Pilgrimage to Red Cloud

We started our day on Thursday at the Hastings Museum of Natural and Cultural History, a real gem of all aspects of Nebraska history. Of special interest to me was the Kool-Aid exhibit, showing its development in the area, to success, to sale to General Foods. I have fond memories of mountain hikes from Lake Kirkwood, as a youngster, when we always took along Kool-Aid for our lunch-time drinks, and used it to flavor stream and lake water. I am not sure we can drink from those same streams and lakes now.

We had lunch at the nearby O.K. Cafe, as recommended by museum personnel. It was clearly the most popular place in town, and a museum in its own right. Several model trains were running around the edges of the walls, up near the ceiling. The cafe was also full of old time dishes, kitchen implements, dolls, and you name it on display. I had chiles rellenos and Mother had a fried egg sandwich.
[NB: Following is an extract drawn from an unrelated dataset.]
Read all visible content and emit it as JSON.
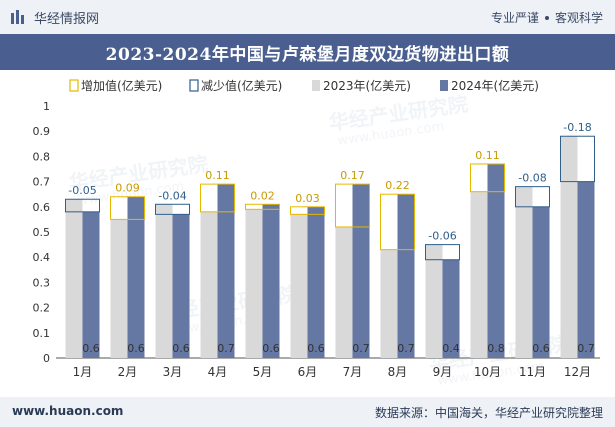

Off south to Red Cloud, where Willa Cather grew up, and which inspired many of the characters in her books. We took the "tour" of the Cather home at the time, the bank, which figures in one of her books, and the Opera House. Our guide was a good friend of Mildred Bennett, who wrote the biography I am reading, and who also roped our guide into working with the Willa Cather Historic Site starting way back in 1955 and has been at it ever since. I was glad to know I was reading the "good" biography. And we got lots of extra "inside" stories.

For the most part, the day's weather was much better than on Wednesday, since we were far south of I-80. Only a little wind in Hastings in the morning. But later, as we headed back up north to I-80, the winds really picked up, and we went through a few of those dark patchy areas where you can't see. This was the remnants in Nebraska of the "severe weather" that hit the midwest with tornadoes in Wisconsin and tied up air traffic in Chicago.

We managed to make our way to Kearney and squeaked into the Great Platte River Road Archway Monument before closing. This museum is really an archway all the way over I-80. As you walk through, you experience successive methods of making the journey along the Great Platte River Road, starting with the pioneer's wagon train. A buffalo stampede is quite realistic. At the end you have a window down to cars speeding by on I-80 right below. We spent the night in Kearney, with a good dinner at "Sydney's", which was the motel restaurant.